Question about Van der Waals EoS and Spinodal Line

[dRic2]

Van der Waals EoS is a cubic EoS that can represent the transition between gas and liquid phase. If you plot a P-V graph you end up with something like this

The part I underlined in red are said to be metastable equilibria (i.e. superheated liquid and supersaturated vapor). I don't understand why. Why should I have a superheated liquid for example ? Why doesn't it boil?

So the first explanation regards nucleation. If you don't have bubbles, the liquid can't boil. That's fine. Then why if I cross the spinodal line I always have separation of phases ?

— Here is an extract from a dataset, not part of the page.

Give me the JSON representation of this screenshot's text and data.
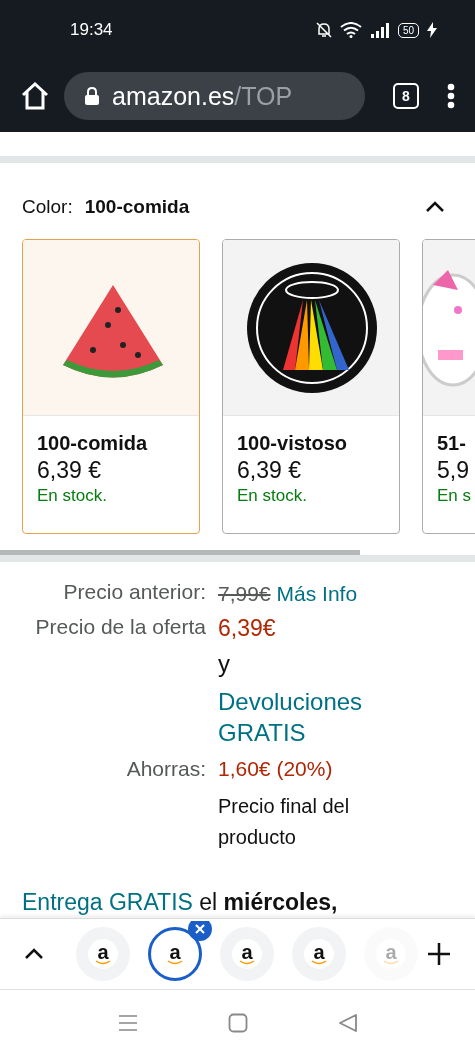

To answer this question one might notice that the spinodal line is the point where $\frac {\partial P} {\partial V} = 0$, but since $P = -\frac {\partial F}{\partial V}$ ($F$ is the Helmholtz's free energy), then $\frac {\partial^2 F}{\partial V^2} = 0$ so, the spinodal point is a point where Helmholtz's free energy reverses its curvature. Yet I'm missing the final step here. I can see that when $F$ becomes a concave function then I must have phase separation, but it still don't answer my question: "why is the region enclosed bu the spinodal and the binodal line a metastable equilibrium?"

 

[Valerie Park]

The answer to this question is related to the fact that the Helmholtz free energy is a convex function inside the metastable region and has a minimum at the binodal line. This means that, if you have a superheated liquid or a supersaturated vapor, then the system will try to reach the binodal line, where the Helmholtz free energy is lower. However, in order to do that, it needs to overcome an energy barrier, which is the difference between the Helmholtz free energy at the binodal and at the metastable point. This means that these metastable states are stable, but not equilibrium states: they can be maintained for some time, but they will eventually decay into the binodal equilibrium state.